Please do not assume every question on here is because of laziness. And I do have regrets.
@joshlawrence,
pt-table-checksum is always ran on the source. Since you have filters on B, you must run pt-t-c on A and use the --tables
, or --databases
flag to limit which tables are checksummed. Failure to do this will break replication on both B and C.
After the tool finishes, go to B and SELECT DISTINCT db, tbl FROM percona.checksums WHERE this_crc != master_crc
to find out which tables on B differ from A. Then you can run pt-table-sync (on B, use --sync-to-master), specifying those tables and pt-table-sync will figure out what to do.
Ah-ha, this is starting to make sense. Let me repeat back to you what I think you said:
- Run pt-t-c on the SOURCE, but because some servers down the line (server B) have filters, I must use --tables and --databases to make sure I am only checksumming tables that exists EVERYWHERE. is this correct?

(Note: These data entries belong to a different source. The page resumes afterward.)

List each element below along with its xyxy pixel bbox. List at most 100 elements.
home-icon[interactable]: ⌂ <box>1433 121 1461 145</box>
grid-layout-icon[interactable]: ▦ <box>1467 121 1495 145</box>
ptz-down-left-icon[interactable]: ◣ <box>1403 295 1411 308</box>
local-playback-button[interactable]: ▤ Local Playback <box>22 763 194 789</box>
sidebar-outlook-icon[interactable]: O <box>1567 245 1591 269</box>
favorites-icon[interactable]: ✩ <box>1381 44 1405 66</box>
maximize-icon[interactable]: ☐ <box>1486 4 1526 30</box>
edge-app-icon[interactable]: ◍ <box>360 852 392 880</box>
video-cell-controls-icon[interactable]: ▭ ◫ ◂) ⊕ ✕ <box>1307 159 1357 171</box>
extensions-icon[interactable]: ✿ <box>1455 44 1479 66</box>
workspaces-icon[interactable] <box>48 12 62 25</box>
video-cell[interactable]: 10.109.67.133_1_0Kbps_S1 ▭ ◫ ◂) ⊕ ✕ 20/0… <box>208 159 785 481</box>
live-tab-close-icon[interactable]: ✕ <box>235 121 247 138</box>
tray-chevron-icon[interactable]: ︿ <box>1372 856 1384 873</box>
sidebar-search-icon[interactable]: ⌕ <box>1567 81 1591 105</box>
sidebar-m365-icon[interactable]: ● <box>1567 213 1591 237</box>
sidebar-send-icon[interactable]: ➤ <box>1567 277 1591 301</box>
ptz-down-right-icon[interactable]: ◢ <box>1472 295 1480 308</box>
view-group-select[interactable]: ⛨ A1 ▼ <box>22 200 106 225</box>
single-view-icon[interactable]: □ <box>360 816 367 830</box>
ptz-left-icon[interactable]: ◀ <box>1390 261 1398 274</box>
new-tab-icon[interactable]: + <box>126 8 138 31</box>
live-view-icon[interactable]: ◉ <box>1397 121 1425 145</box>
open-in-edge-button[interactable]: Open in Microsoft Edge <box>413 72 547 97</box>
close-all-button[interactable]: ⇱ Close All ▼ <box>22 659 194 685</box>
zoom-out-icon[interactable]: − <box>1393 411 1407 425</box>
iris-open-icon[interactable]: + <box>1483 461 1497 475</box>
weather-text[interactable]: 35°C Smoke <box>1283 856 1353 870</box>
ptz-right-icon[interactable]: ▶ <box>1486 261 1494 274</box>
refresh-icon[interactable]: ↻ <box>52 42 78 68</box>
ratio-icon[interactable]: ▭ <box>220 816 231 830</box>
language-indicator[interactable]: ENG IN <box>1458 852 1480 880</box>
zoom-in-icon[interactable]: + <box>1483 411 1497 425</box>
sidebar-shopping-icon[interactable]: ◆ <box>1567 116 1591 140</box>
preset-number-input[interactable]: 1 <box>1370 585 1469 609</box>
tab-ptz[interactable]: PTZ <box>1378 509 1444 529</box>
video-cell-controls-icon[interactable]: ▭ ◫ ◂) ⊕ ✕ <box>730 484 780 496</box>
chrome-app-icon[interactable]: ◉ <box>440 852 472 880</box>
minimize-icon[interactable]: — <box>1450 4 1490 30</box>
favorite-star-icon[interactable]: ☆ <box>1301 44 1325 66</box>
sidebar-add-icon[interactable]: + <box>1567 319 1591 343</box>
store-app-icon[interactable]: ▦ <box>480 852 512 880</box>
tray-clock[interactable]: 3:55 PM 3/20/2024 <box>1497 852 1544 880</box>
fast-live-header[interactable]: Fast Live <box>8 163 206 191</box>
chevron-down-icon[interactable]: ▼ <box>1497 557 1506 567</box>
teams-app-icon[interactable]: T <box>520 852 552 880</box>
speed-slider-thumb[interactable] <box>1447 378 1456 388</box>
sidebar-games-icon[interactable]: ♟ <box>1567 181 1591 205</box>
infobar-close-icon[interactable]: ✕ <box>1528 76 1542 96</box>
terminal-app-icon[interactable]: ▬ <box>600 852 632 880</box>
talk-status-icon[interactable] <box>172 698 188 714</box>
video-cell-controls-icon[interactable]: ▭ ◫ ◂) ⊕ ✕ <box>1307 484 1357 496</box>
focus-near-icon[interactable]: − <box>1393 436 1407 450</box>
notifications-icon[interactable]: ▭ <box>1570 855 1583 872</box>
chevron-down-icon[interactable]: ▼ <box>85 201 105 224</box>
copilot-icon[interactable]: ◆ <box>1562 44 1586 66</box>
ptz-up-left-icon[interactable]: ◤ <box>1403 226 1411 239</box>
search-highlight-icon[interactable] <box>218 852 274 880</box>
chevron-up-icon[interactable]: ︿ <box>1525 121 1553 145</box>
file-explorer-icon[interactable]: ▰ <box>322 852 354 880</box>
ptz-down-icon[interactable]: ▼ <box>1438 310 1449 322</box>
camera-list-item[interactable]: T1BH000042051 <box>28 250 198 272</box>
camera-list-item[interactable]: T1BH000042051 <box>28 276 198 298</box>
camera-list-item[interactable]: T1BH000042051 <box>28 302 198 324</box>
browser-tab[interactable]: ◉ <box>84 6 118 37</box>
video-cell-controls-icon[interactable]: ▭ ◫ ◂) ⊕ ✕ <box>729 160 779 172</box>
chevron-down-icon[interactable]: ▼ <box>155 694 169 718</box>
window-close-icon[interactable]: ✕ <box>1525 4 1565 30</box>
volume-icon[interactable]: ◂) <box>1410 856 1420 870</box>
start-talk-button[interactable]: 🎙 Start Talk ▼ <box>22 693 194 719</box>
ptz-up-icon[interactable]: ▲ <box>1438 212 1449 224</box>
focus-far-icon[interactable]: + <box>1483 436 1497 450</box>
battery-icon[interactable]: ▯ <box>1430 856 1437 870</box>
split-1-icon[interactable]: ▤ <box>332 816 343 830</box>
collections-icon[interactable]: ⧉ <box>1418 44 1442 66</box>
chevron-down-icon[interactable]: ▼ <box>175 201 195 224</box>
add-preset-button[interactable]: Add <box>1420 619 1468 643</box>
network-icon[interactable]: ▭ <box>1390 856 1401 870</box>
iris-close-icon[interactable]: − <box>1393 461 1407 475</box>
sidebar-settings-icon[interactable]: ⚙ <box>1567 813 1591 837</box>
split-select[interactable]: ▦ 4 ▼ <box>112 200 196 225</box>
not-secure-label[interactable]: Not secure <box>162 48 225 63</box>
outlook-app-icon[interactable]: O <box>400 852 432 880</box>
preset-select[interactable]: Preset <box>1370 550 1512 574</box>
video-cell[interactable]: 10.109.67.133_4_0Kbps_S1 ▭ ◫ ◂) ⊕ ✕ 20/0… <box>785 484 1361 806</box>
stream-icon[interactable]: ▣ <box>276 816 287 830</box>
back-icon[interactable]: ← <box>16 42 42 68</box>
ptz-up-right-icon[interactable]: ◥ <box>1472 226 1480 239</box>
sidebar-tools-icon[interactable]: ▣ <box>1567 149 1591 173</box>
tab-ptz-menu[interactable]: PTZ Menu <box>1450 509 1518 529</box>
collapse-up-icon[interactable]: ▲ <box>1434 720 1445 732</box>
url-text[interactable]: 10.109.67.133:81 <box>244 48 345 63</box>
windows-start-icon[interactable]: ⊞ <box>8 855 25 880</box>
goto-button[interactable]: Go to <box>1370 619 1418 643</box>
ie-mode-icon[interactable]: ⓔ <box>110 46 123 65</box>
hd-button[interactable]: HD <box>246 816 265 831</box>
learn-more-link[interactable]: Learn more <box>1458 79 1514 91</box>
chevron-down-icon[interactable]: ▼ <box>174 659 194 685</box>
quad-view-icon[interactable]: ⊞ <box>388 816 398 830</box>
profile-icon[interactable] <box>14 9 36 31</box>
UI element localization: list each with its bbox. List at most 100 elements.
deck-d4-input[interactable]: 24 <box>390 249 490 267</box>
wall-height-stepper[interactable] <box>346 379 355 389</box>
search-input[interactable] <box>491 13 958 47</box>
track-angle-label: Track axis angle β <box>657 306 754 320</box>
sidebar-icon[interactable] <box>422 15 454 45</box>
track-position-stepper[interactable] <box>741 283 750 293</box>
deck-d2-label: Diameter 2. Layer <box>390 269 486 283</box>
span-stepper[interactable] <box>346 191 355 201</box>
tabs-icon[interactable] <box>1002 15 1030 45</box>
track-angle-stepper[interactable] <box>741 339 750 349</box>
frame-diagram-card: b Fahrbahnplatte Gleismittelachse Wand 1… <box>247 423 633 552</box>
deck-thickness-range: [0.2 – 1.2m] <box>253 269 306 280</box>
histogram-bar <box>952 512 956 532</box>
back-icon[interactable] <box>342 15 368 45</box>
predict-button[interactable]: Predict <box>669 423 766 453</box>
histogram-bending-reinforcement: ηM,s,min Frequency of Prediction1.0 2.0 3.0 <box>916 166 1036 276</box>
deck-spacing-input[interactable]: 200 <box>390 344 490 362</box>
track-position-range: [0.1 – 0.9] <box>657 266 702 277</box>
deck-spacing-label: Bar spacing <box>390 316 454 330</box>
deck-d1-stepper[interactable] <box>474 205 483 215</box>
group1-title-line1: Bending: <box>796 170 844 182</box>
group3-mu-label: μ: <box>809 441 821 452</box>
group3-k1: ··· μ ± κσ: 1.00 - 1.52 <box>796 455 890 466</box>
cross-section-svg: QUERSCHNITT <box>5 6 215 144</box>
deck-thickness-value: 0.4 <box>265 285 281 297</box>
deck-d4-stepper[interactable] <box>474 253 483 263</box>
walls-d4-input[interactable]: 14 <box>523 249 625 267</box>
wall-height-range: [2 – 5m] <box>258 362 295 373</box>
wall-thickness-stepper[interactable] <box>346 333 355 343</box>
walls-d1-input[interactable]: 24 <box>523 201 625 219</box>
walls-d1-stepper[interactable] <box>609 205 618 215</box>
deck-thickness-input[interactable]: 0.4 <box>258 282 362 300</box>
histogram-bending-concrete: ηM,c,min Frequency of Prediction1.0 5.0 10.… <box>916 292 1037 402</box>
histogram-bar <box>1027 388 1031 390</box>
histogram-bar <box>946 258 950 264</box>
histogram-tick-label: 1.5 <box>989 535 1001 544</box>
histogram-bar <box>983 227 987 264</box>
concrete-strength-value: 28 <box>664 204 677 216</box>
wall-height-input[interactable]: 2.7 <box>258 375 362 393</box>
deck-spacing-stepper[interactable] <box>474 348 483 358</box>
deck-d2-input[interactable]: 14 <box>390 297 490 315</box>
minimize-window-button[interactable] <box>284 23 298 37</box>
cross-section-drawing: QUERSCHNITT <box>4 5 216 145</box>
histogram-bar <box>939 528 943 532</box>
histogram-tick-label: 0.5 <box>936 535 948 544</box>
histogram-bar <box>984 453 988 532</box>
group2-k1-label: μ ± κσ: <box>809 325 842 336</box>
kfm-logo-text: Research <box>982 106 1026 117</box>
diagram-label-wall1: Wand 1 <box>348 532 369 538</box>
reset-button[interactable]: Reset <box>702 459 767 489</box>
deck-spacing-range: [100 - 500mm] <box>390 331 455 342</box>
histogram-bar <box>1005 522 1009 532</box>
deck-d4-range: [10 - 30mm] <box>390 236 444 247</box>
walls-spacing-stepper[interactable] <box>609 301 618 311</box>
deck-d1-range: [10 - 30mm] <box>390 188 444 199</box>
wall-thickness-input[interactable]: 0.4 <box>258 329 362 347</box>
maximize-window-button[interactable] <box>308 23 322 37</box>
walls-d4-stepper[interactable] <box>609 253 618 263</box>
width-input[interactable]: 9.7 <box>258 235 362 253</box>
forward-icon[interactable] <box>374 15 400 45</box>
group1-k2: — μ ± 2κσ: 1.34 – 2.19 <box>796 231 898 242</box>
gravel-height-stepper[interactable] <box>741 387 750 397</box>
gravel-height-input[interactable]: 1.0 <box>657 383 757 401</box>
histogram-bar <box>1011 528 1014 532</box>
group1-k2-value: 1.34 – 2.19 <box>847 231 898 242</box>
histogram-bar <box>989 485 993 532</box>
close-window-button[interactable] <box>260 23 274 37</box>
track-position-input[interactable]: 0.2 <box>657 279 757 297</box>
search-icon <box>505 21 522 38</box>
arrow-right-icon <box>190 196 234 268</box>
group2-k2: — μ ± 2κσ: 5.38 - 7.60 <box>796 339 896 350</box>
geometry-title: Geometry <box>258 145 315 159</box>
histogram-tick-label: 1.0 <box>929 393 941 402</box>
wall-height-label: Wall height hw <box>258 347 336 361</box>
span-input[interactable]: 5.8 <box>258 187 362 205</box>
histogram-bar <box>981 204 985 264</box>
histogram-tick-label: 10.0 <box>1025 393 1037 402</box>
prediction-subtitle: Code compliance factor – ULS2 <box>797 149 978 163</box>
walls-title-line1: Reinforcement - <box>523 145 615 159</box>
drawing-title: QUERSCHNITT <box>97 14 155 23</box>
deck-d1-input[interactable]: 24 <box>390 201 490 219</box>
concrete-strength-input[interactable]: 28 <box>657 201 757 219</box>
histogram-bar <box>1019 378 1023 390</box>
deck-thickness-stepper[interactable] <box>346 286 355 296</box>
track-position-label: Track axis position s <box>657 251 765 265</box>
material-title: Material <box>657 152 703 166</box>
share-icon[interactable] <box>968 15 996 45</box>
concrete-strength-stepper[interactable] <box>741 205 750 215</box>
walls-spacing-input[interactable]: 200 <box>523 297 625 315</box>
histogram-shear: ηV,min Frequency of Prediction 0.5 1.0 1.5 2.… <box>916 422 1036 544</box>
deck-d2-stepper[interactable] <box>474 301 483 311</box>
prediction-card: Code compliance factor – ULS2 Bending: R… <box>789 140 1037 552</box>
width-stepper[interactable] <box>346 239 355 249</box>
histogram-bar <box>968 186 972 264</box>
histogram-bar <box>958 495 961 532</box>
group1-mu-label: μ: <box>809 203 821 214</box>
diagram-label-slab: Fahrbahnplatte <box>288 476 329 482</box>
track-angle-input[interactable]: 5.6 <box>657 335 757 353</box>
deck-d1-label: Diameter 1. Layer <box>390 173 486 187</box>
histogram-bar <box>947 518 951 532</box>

- Tool is now finished, moved to server B and run the query you mention. Uh oh, we have errors, so
- Run pt-t-s on B using --sync-to-master.
Is this correct?
You got it! Actually, you should use --replicate percona.checksum
instead of --sync-to-master
. Using the former option makes pt-t-s only check those with differences. You will also need either --print
or --execute
to view, or apply the changes to the source. Changes ALWAYS happen to the source, even if B has different data, an UPDATE will be executed on the source to fix.
Thank you so, so much. So if I want to check the consistency of a database called my_awesome_db
is the same on source as on replica B. So I will run this statement on the source:
pt-table-checksum -h 127.0.0.1 -d my_awesome_db --replicate percona.checksums --recursion-method=dsn=h=[slaves IP address],D=percona,t=dsns
I haven’t really done anything with percona.dsns, should I?
You shouldn’t need to use the --recursion-method because you don’t have complex replication topology. Otherwise, yes, that’s good. Make sure the MySQL username you are using to execute pt-t-c exists on B and has permissions to connect from A. That is how pt-tc will monitor replication.